Insurance companies do not have to sell Medigap or sell all 10 types of Medigap. But all Medigap insurers must sell Plan A, the most basic Medigap plan. And if they want to sell any other type of Medigap, they must include either Plan C or Plan F as well.

Medicare provides an online guide, "Choosing a Medigap Policy: A Guide to Health Insurance for People with Medicare." Here's the guide's summary of how the various Medigap plans cover Medicare services and costs:

Medicare Part A coinsurance and hospital costs up to an additional 365 days after Medicare benefits are used up: covered by all 10 plans.

Medicare Part B coinsurance or co-payment, blood (first three pints), and Part A hospice care coinsurance or co-payment: covered by all 10 plans, except Plan K pays only 50 percent and Plan L pays only 75 percent. Plan N pays 100 percent of the Part B coinsurance, except for a co-payment of up to $20 for some office visits and up to a $50 co-payment for emergency room visits that don't result in an inpatient admission.

Skilled nursing facility care coinsurance: not covered by Plan A or Plan B. Covered by all other plans, except Plan K pays only 50 percent and Plan L pays only 75 percent.

Medicare Part A deductible: not covered by Plan A. Covered by all other plans, except Plan K and Plan M pay only 50 percent and Plan L pays only 75 percent.

Medicare Part B deductible: covered only by Plans C and F.

Medicare Part B excess charges: covered only by Plans F and G.
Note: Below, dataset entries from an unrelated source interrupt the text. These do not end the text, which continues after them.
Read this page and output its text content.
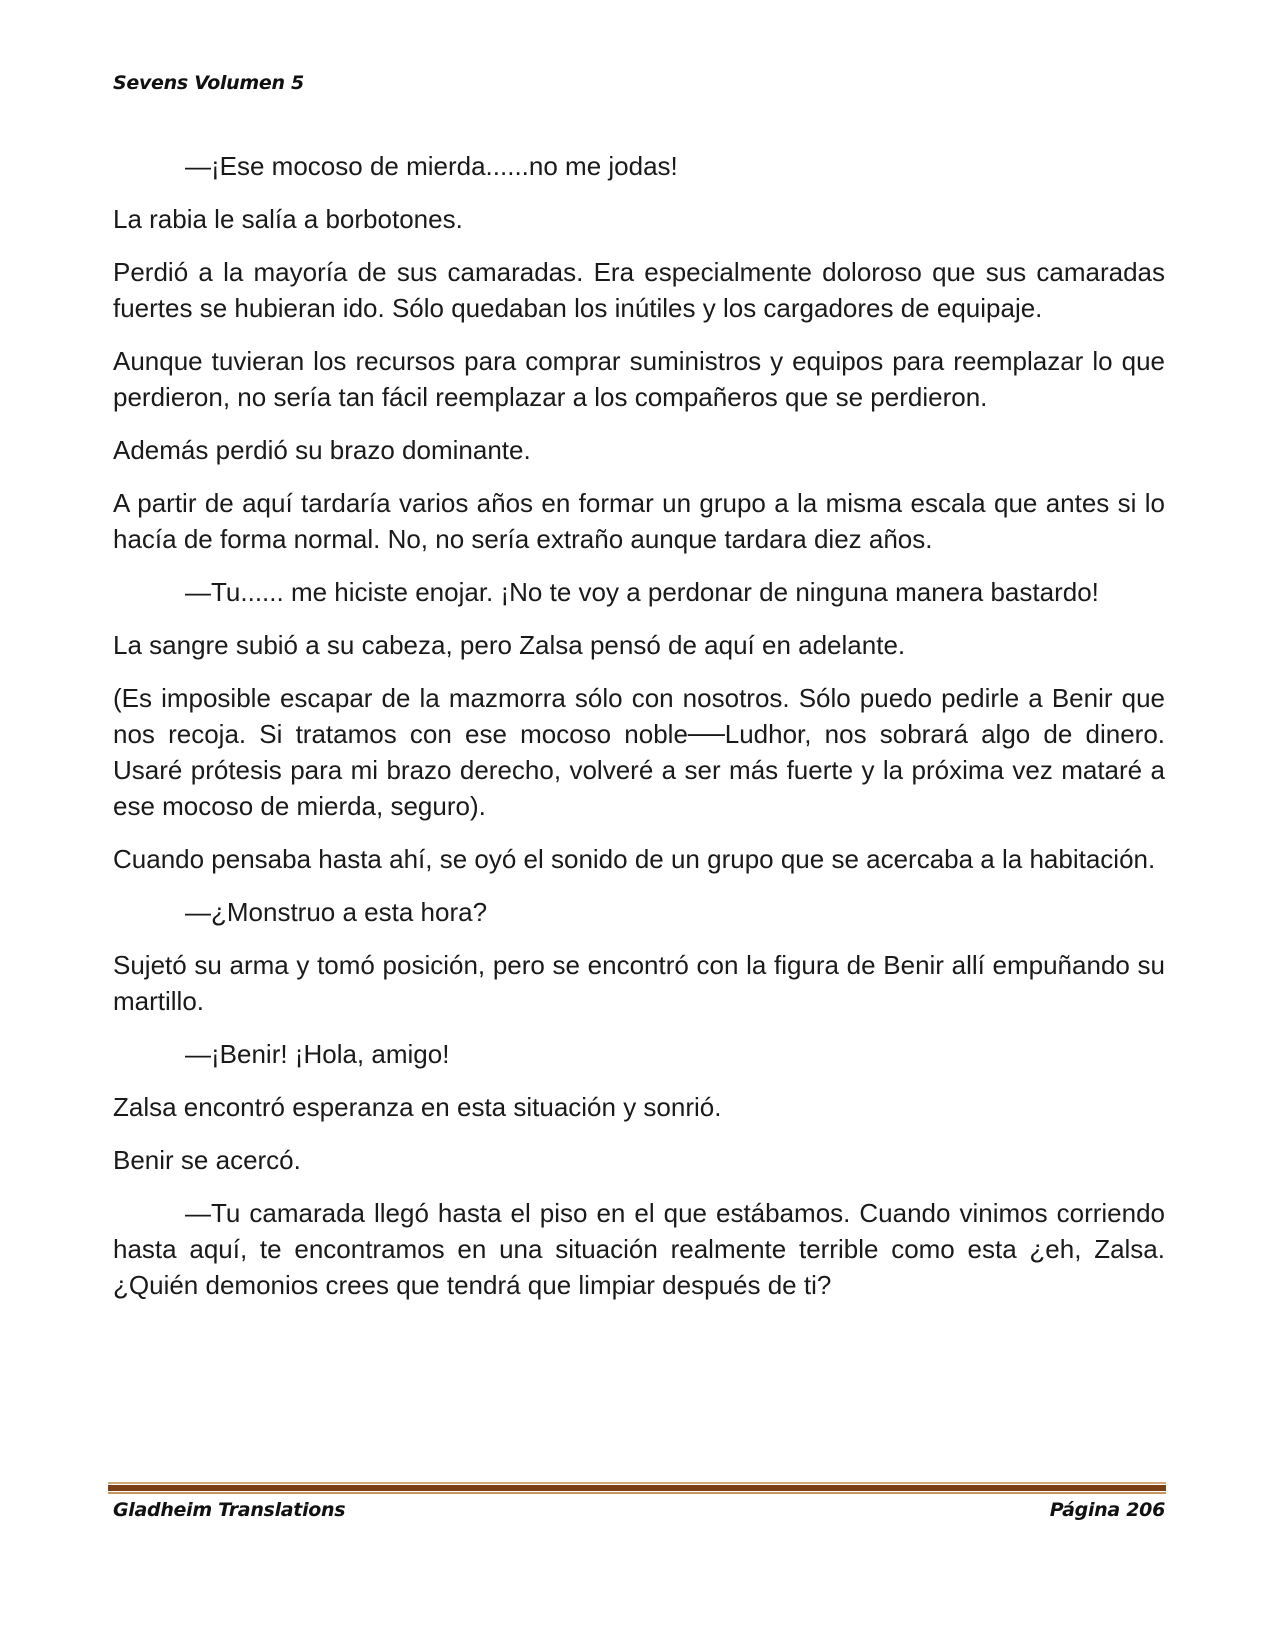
Sevens Volumen 5

—¡Ese mocoso de mierda......no me jodas!

La rabia le salía a borbotones.

Perdió a la mayoría de sus camaradas. Era especialmente doloroso que sus camaradas fuertes se hubieran ido. Sólo quedaban los inútiles y los cargadores de equipaje.

Aunque tuvieran los recursos para comprar suministros y equipos para reemplazar lo que perdieron, no sería tan fácil reemplazar a los compañeros que se perdieron.

Además perdió su brazo dominante.

A partir de aquí tardaría varios años en formar un grupo a la misma escala que antes si lo hacía de forma normal. No, no sería extraño aunque tardara diez años.

—Tu...... me hiciste enojar. ¡No te voy a perdonar de ninguna manera bastardo!

La sangre subió a su cabeza, pero Zalsa pensó de aquí en adelante.

(Es imposible escapar de la mazmorra sólo con nosotros. Sólo puedo pedirle a Benir que nos recoja. Si tratamos con ese mocoso noble──Ludhor, nos sobrará algo de dinero. Usaré prótesis para mi brazo derecho, volveré a ser más fuerte y la próxima vez mataré a ese mocoso de mierda, seguro).

Cuando pensaba hasta ahí, se oyó el sonido de un grupo que se acercaba a la habitación.

—¿Monstruo a esta hora?

Sujetó su arma y tomó posición, pero se encontró con la figura de Benir allí empuñando su martillo.

—¡Benir! ¡Hola, amigo!

Zalsa encontró esperanza en esta situación y sonrió.

Benir se acercó.

—Tu camarada llegó hasta el piso en el que estábamos. Cuando vinimos corriendo hasta aquí, te encontramos en una situación realmente terrible como esta ¿eh, Zalsa. ¿Quién demonios crees que tendrá que limpiar después de ti?

Gladheim Translations	Página 206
Foreign travel emergency (up to plan limits): covered 80 percent by Plans C, D, F, G, M, and N.

Yearly out-of-pocket limits: Only two plans have yearly limits. Plan K's out-of-pocket limit for 2011 is $4,640. Plan M's yearly out-of-pocket limit for 2011 is $2,320. After you meet your out-of-pocket yearly limit and your yearly Part B deductible, these plans pay 100 percent of covered services for the rest of the calendar year.

Massachusetts, Minnesota, and Wisconsin have unique Medigap plans. They are explained in the government's Medigap guide, which also includes important phone numbers. In some states, you may be able to buy another type of Medigap policy called Medicare Select.

Insurance companies are required to offer a 30-day "free look" period for Medigap plans, during which the policy may be cancelled with a full refund. Medicare has an online tool for access to local Medigap policies and rates by ZIP code.